I wanted to write this review because I wanted to caution students a bit. It looks like a picture book at first, but it actually includes very difficult poetry and kanji without kana in the last half. I only recommend this for advanced Japanese students. Even for me, (4th year) it was difficult. However, the photographs are really beautiful and the first half is very easy.
This book is great for anyone interested in Chinese stories or love stories. The stories are sad, but very beautiful. The vocabulary is a bit difficult, but you can understand the general meaning by looking at the many pictures.
I would recommend this book if you’re looking for some mysterious stories, or something with a little bit of a fantasy bent. But if you’re looking for something actually scary, keep on looking. It’s not that I expected these stories to leave me with nightmares, but I was hoping for a disquieting thought or two and for the most part they disappointed. In terms of readability, I’d recommend this book to second and third year Japanese students.

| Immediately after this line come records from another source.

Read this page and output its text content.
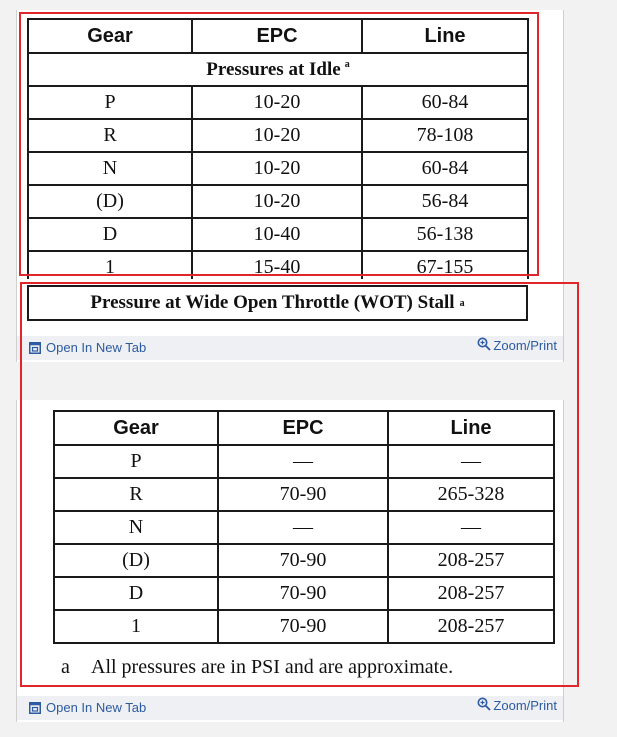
Gear	EPC	Line
Pressures at Idle $^a$
P	10-20	60-84
R	10-20	78-108
N	10-20	60-84
(D)	10-20	56-84
D	10-40	56-138
1	15-40	67-155
Pressure at Wide Open Throttle (WOT) Stall a
Open In New Tab	Zoom/Print
Gear	EPC	Line
P	—	—
R	70-90	265-328
N	—	—
(D)	70-90	208-257
D	70-90	208-257
1	70-90	208-257
a All pressures are in PSI and are approximate.
Open In New Tab	Zoom/Print
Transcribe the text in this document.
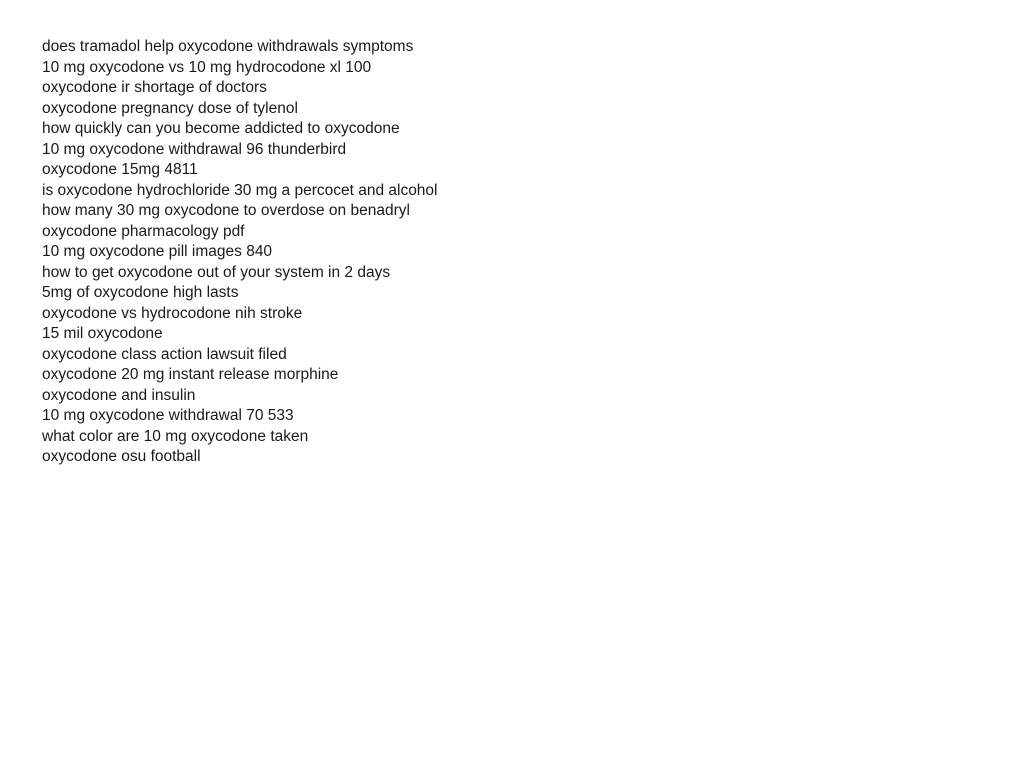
does tramadol help oxycodone withdrawals symptoms
10 mg oxycodone vs 10 mg hydrocodone xl 100
oxycodone ir shortage of doctors
oxycodone pregnancy dose of tylenol
how quickly can you become addicted to oxycodone
10 mg oxycodone withdrawal 96 thunderbird
oxycodone 15mg 4811
is oxycodone hydrochloride 30 mg a percocet and alcohol
how many 30 mg oxycodone to overdose on benadryl
oxycodone pharmacology pdf
10 mg oxycodone pill images 840
how to get oxycodone out of your system in 2 days
5mg of oxycodone high lasts
oxycodone vs hydrocodone nih stroke
15 mil oxycodone
oxycodone class action lawsuit filed
oxycodone 20 mg instant release morphine
oxycodone and insulin
10 mg oxycodone withdrawal 70 533
what color are 10 mg oxycodone taken
oxycodone osu football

I would definitely recommend this book to anyone who love to read interesting stories that happened in Japan or in the world. In this book, three main stories are told. The first story is about a crime in which 300 million Japanese dollars were stolen. In the second story, a Canadian man was able to exchange a house with a big paper clip. The third story is about a cat thrown from sky by an eagle.
I would definitely recommend this book to anyone who wanted to read an eerie, gripping story that goes beyond the usual “happily-ever-after.” I am not that good with scary stories, but this book had just enough scary elements to keep me on the edge of my seat without making me want to put it down. There are a decent number of kanji, but the illustrations and dialogue make the plot pretty easy to follow, so I think an advanced second-year Japanese student could read and enjoy it.